Кристина засмеялась и зажала рот руками.

— Видели бы вы моделей! Мокрые волосы прилипли ко лбу. Наряды насквозь мокрые и перепачканные. Полнейшее фиаско! Черт, в этом было даже что-то прекрасное! Не каждый сумеет добиться такого грандиозного провала!

Все засмеялись.

— Вот почему она рисовала тапочки, когда ты первый раз у нас появился, — сказал Гейр мне.

— Ну уж не тапочки, — сказала Кристина.

— Один хрен, — ответил Гейр. — Одна ваша давняя модель внезапно вышла в топы, потому что Кристина использовала эти тапки на показах в Лондоне. Кристина с этого ничего, естественно, не получила. Так что рисовать обувь — это некоторым образом как бальзам на рану. Единственное напоминание о былом успехе.

— Имени себе я не сделала, но история моего скромного успеха закончилась так же, — сказала Линда.

— С вершины вниз? — спросил Андерс.

— Да, строго вниз. Я выпустила свою первую книгу, и это было невероятное событие не в том смысле, что она привлекла к себе много внимания, но она была настоящая, большая и красивая, и в Японии ее наградили премией. В Японии! А я всегда обожала Японию. И вот теперь должна была поехать туда на вручение премии. Я купила японский разговорник и стала собираться. А потом заболела, и мне вдруг все стало не по силам, поездка в Японию уж во всяком случае… Я написала еще сборник стихов, и сперва одно издательство его взяло, — я чуть не прыгала от радости, когда они мне сообщили; мы обмыли успех, но потом издательство передумало. Я пошла в другое, и все повторилось один в один. Сначала редактор позвонил в восторге, фантастика, как хорошо написано, мы берем; я всем уже похвалилась, а получилось больно, потому что она позвонила снова и сказала, что нет, они все-таки не будут ничего издавать. Такие дела.

— Грустно, — сказал Андерс.

— Да ну их, черт с ними, — сказала Линда. — Теперь я даже рада, что та книга не вышла. Ничего страшного.

— Гейр, а как у тебя? — спросила Хелена.

— В смысле — что я тоже beautiful looser[56]?

— Именно.

— Пожалуй, можно так сказать. Я гениально начинал свою академическую карьеру, истинный вундеркинд.

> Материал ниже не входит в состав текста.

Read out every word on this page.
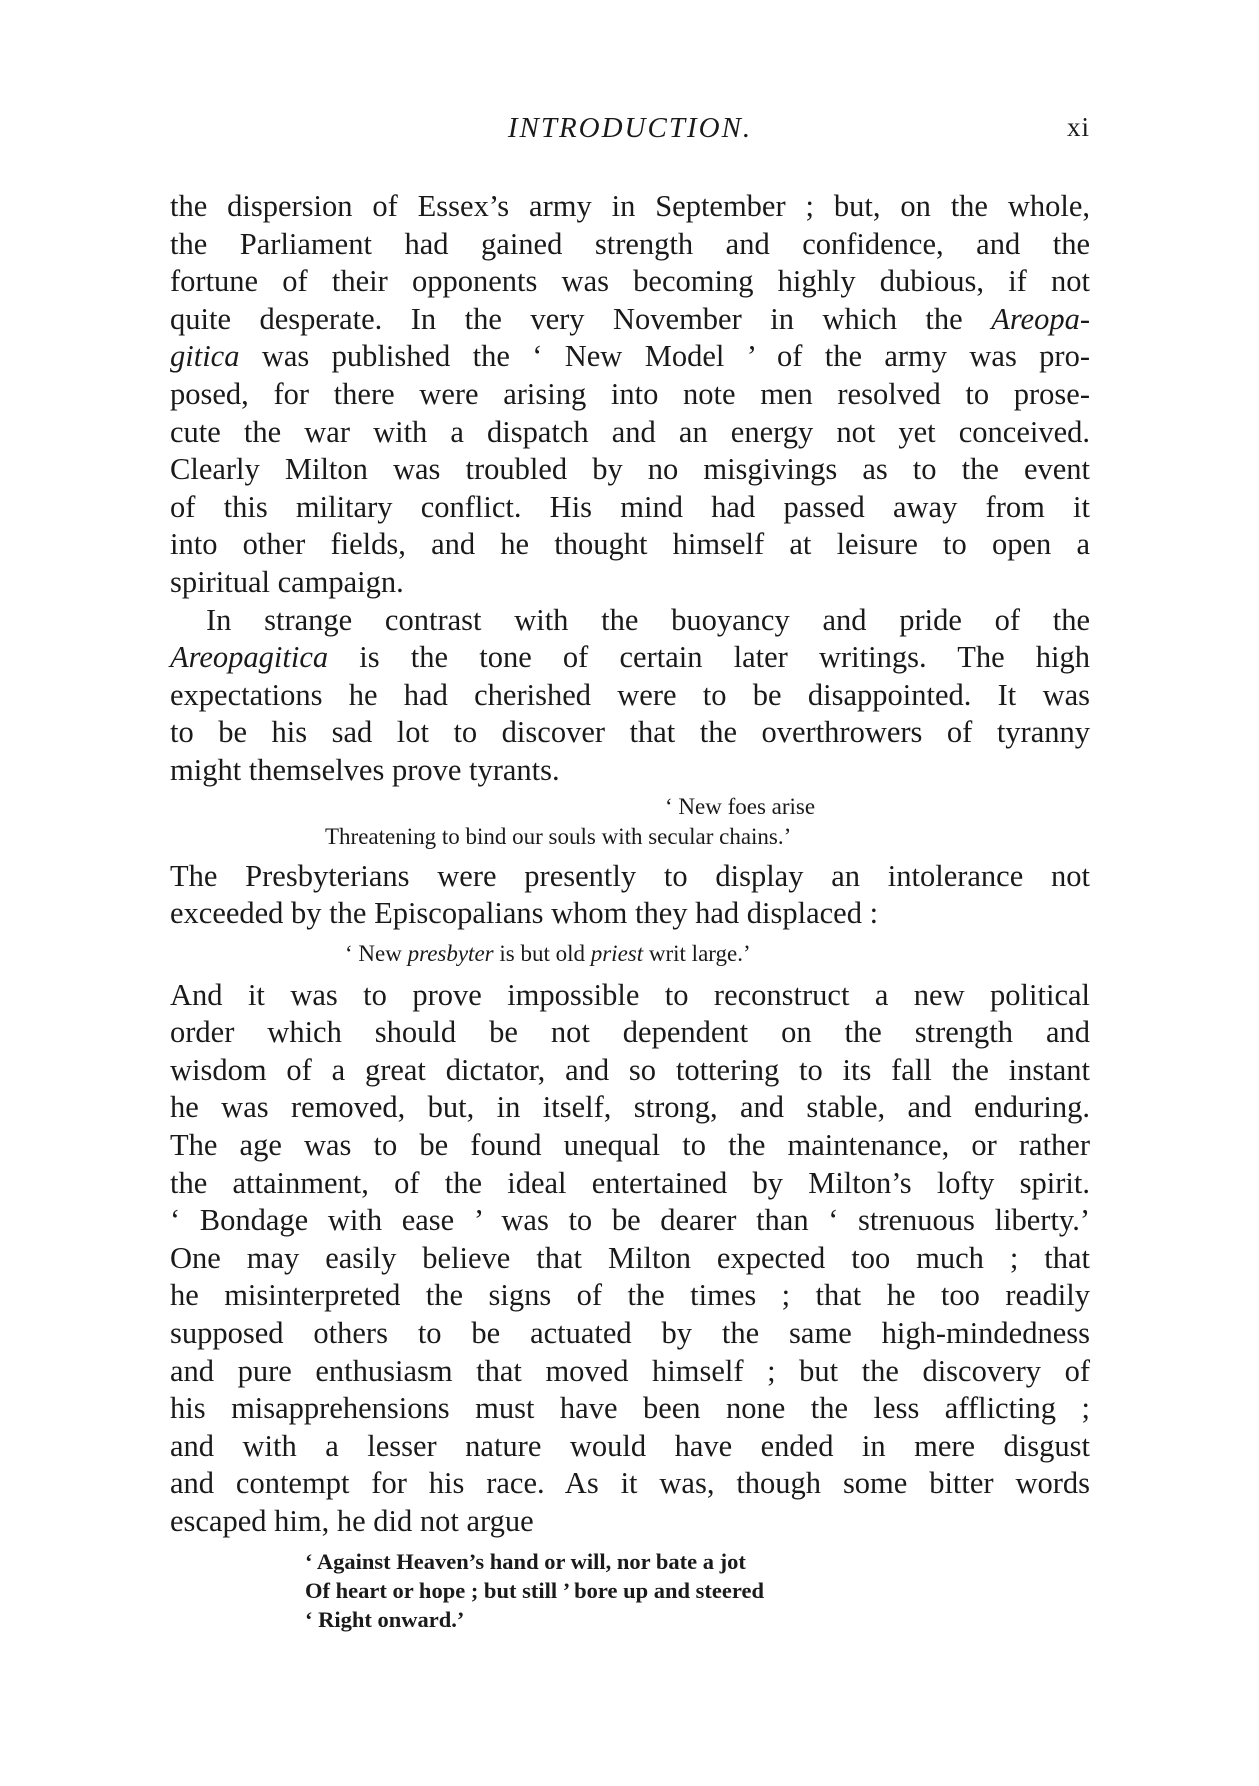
INTRODUCTION.	xi
the dispersion of Essex’s army in September ; but, on the whole,
the Parliament had gained strength and confidence, and the
fortune of their opponents was becoming highly dubious, if not
quite desperate. In the very November in which the Areopa-
gitica was published the ‘ New Model ’ of the army was pro-
posed, for there were arising into note men resolved to prose-
cute the war with a dispatch and an energy not yet conceived.
Clearly Milton was troubled by no misgivings as to the event
of this military conflict. His mind had passed away from it
into other fields, and he thought himself at leisure to open a
spiritual campaign.
In strange contrast with the buoyancy and pride of the
Areopagitica is the tone of certain later writings. The high
expectations he had cherished were to be disappointed. It was
to be his sad lot to discover that the overthrowers of tyranny
might themselves prove tyrants.
‘ New foes arise
Threatening to bind our souls with secular chains.’
The Presbyterians were presently to display an intolerance not
exceeded by the Episcopalians whom they had displaced :
‘ New presbyter is but old priest writ large.’
And it was to prove impossible to reconstruct a new political
order which should be not dependent on the strength and
wisdom of a great dictator, and so tottering to its fall the instant
he was removed, but, in itself, strong, and stable, and enduring.
The age was to be found unequal to the maintenance, or rather
the attainment, of the ideal entertained by Milton’s lofty spirit.
‘ Bondage with ease ’ was to be dearer than ‘ strenuous liberty.’
One may easily believe that Milton expected too much ; that
he misinterpreted the signs of the times ; that he too readily
supposed others to be actuated by the same high-mindedness
and pure enthusiasm that moved himself ; but the discovery of
his misapprehensions must have been none the less afflicting ;
and with a lesser nature would have ended in mere disgust
and contempt for his race. As it was, though some bitter words
escaped him, he did not argue
‘ Against Heaven’s hand or will, nor bate a jot
Of heart or hope ; but still ’ bore up and steered
‘ Right onward.’
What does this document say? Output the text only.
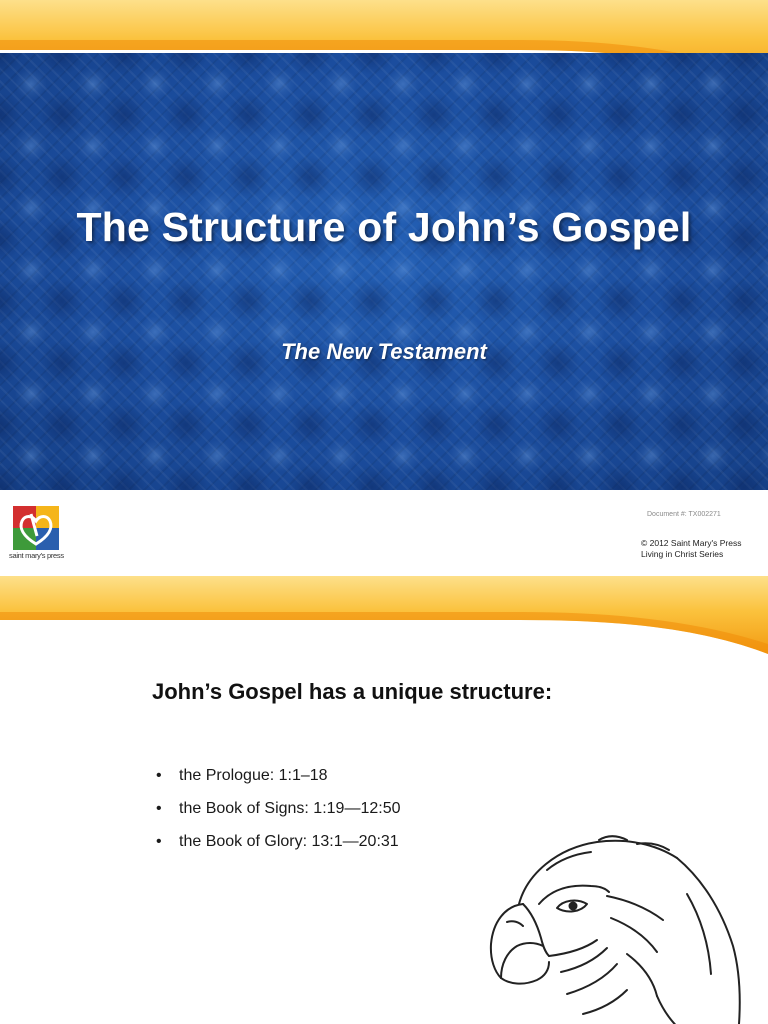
The Structure of John’s Gospel
The New Testament
saint mary's press
Document #: TX002271
© 2012 Saint Mary's Press
Living in Christ Series
John’s Gospel has a unique structure:
• the Prologue: 1:1–18
• the Book of Signs: 1:19—12:50
• the Book of Glory: 13:1—20:31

— Ничего, что ты сам про себя так говоришь? — сказал я.

— А что сделаешь, если больше некому? Зато это правда, я был вундеркиндом. Но диссертацию я написал по-норвежски на материале полевых исследований в Швеции. Это был неверный ход. Потому что такое не интересно ни норвежским издательствам, ни шведским. Еще меньше делу помогло, что в исследовании о боксерах я не старался найти социальных причин или оправданий того, чем они занимаются, типа что они бедные, из нижних слоев общества или уголовники. Наоборот, я писал, что их культура адекватна и самоценна. Гораздо более самоценна и адекватна, чем феминизированная культура университетского среднего класса. Это не лучший тактический ход. Короче, рукопись отвергли все норвежские и все шведские издательства. В конце концов я издал ее за свой счет. Ее никто не прочел. Знаете, как шла рекламная кампания? Сотрудница издательства сказала мне, что по дороге на работу утром и домой вечером читает книгу на пароме Нессоден — Осло и уверена: кого-нибудь привлечет обложка, и он захочет прочесть книгу. Во как!